Шор удовлетворенно кивнул, спросив:
— У вас можно курить?
— Разумеется.
— Благодарю… Значит, вы полагаете, что официальная версия необъективна?
— Это же ваша версия…
— Лишь в какой-то мере… Но, если бы я ее держался до конца, я бы не стал к вам прилетать, фрау фон Варецки.
— Я звонила Леопольдо за три дня до… Я говорила ему… У меня болело за него сердце… Но ведь он был одержимый человек, редкостный, господин Шор, один из самых прекрасных на этой земле.
«Все-таки баб не поймешь, — подумал Шор, тяжело затягиваясь, — я был убежден, что она начнет нести его по кочкам из-за любовниц…»
— Куда вы ему звонили и в связи с чем, фрау фон Варецки?
— На яхту. В Сицилию. Я вообще очень испугалась за него после того, как он провел конференцию с Дигоном, Роллом и Труссеном…
— Почему? Мне кажется, эта встреча продемонстрировала их дружество.
— Вы хитрите со мною, господин Шор… Не надо вовлекать меня в разговор, я к нему и так готова, я рада, что вы ко мне прилетели.
— В таком случае объясните, что произошло на этой встрече? Я имею в виду именно то, что породило у вас страх за Грацио.
— Меня испугала демонстрация дружества, господин Шор, именно то, что вас так умилило…
— «Умиление» — не то слово, которое можно сопрягать с участниками этой встречи, — не удержался Шор.
— Грацио начал с нуля, он сам себя сделал, он никогда не имел отношения к торговле оружием, он занимался энергетикой, химией, ботинками и бумагой.
— Я тоже начал с нуля, большинство начинают с нуля, фрау фон Варецки, но они на нуле и остаются…
— Это их беда.
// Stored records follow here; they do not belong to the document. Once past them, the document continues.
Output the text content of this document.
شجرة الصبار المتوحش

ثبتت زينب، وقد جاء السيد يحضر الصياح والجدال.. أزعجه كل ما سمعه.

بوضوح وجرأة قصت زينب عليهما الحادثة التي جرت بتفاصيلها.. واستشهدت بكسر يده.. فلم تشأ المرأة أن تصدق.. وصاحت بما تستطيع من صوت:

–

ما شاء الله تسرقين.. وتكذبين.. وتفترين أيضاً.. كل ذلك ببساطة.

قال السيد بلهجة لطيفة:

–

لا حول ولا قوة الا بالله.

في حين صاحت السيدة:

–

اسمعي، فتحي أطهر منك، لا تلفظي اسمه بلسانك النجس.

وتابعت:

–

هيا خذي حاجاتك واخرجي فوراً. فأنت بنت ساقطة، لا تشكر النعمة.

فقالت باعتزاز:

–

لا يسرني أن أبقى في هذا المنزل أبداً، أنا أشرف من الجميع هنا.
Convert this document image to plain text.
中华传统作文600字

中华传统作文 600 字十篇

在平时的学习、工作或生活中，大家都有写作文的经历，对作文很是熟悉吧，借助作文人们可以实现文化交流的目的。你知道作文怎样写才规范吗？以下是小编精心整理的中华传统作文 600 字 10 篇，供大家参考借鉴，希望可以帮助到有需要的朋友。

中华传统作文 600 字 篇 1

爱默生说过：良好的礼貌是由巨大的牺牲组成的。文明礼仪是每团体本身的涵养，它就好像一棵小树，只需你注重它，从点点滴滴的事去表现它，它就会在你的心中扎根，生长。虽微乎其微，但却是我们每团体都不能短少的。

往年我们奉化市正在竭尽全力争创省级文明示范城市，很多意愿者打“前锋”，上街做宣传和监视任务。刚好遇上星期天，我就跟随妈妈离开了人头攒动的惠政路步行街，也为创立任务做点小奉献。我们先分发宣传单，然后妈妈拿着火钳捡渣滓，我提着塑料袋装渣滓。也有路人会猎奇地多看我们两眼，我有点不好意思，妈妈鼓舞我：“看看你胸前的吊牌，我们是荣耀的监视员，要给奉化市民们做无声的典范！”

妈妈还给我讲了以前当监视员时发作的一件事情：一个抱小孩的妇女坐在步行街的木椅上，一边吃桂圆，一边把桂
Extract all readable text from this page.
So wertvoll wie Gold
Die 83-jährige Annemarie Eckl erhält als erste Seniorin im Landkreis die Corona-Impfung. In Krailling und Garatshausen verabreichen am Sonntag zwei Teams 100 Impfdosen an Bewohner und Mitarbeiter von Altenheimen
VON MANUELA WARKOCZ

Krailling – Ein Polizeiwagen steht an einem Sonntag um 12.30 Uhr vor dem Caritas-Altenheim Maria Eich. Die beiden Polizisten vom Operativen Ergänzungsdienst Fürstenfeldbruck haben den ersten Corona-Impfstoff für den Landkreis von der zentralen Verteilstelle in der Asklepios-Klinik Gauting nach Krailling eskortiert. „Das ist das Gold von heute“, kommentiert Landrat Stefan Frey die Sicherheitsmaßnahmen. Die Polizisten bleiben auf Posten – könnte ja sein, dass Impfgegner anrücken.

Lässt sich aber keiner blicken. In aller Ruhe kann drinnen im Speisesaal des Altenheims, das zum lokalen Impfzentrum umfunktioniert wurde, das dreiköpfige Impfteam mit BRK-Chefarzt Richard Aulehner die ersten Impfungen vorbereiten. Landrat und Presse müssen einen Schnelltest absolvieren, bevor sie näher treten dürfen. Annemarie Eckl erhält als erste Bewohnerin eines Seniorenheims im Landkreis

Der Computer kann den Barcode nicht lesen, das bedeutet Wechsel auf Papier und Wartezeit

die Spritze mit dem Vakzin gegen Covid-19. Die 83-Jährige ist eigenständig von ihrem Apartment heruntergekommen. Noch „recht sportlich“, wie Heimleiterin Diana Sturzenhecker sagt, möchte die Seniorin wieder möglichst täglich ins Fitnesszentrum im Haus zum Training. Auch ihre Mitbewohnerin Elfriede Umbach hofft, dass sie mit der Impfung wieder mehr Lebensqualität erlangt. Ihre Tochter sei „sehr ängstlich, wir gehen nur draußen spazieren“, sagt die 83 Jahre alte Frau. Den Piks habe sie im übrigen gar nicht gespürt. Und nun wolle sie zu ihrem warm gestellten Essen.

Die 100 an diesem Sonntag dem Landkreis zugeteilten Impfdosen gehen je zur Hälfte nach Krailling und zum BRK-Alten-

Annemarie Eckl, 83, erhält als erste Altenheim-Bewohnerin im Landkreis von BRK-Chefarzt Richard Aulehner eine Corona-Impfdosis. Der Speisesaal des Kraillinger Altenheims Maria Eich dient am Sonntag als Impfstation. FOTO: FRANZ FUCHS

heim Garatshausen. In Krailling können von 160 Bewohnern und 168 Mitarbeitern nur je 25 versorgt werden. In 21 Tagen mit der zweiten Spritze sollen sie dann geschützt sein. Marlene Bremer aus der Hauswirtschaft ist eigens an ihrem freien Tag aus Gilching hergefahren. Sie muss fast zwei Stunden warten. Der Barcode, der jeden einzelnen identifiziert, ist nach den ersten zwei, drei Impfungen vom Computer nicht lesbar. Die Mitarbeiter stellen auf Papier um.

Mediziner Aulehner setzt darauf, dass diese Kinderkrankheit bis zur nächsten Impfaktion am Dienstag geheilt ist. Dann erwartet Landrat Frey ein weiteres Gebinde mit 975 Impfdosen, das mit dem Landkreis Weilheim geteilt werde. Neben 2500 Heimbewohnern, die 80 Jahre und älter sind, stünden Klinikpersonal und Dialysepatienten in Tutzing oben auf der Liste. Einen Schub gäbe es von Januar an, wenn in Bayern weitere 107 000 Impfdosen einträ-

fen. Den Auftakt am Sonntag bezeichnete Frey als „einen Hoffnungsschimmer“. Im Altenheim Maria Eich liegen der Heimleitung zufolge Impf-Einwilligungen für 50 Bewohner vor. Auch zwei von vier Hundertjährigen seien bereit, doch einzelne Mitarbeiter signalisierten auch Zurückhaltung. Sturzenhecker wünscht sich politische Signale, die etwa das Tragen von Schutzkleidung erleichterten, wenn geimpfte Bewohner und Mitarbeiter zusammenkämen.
Значит, у них нет таланта Леопольдо…
Женщина плеснула себе в высокий тяжелый стакан виски, положила длинными пальцами с очень красивыми, коротко обстриженными ногтями без лака кусок льда, добавила чуть содовой воды, выпила; в глазах вдруг появились слезы; она по-детски шмыгнула носом.
— Простите… Чтобы вы поняли, каким был Леопольдо, я должна объяснить, отчего мы с ним расстались… Хотя, быть может, это вас не интересует?
— Меня интересует все, связанное с ним, фрау фон Варецки.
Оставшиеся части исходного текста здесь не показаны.